Yesterday David Blanchflower opened a program sponsored by the Political Economy Project at Dartmouth, “COVID and Mental Health in America.” His talk was followed by a panel of seven surgeons general all investigating the mental health of young people. We’re grateful for the quality of work David regularly produces with his various colleagues.

Each slide is worth a thousand words, but in his own words, “The decline in wellbeing of the young and especially young women is shocking —12% of 22 to 23-year-old women say every day of their lives is a bad mental health day.” He notes that the trend started in 2011, “looks on first go a uniquely American phenomenon,” and may be driven by the high U-3 unemployment rate among those 16 to 24 years old. The U-3 captures only those who are unemployed and actively looking for work, an oddity in a time when people are complaining about labor shortages, especially as there is such a thing as on-the-job training.

Nineteen percent of women in that age group have had long Covid—rates among young women are about twice that of young men. David references a paper he wrote with his frequent partner Alex Bryson that documents long COVID’s unequal hand. Not only are rates higher among women, they are higher among Whites than among Blacks and Asians, and vary significantly by region: in West Virginia, 18% of those responding to the Census Bureau’s Household Pulse Survey reported having had long COVID, as did only 11% of those in Hawaii.

Prior to COVID, Blanchflower and Bryson found despair peaked in middle-age, but as you can see on the graph we selected from the deck, that is no longer true. It now declines with age, and also with higher levels of education. Overall, 11% of males and 14% of females short a high-school diploma suffer from despair, as do 17% of males and 19% of females with no diploma under 30. That ladders down to 3.6% of males and 4.4% of females with a graduate degree, and 6.7% and 7.8% of males and females under thirty with advanced degrees.
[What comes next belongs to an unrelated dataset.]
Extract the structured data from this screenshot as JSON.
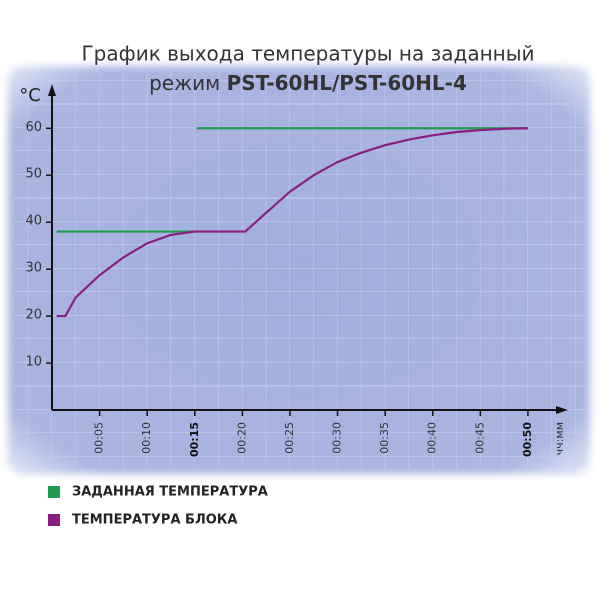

It’s easy to feel numb these days. David Blanchflower has studied workers and would-be-workers’ blues for decades and from many angles: un- and under-employment, disparate rates of despair among demographic groups, and working woes across countries. We’re guessing that if he’s shocked, Alex Bryson is shocked too, as we all might be. If we’re concerned about our country’s future, this is the place to start.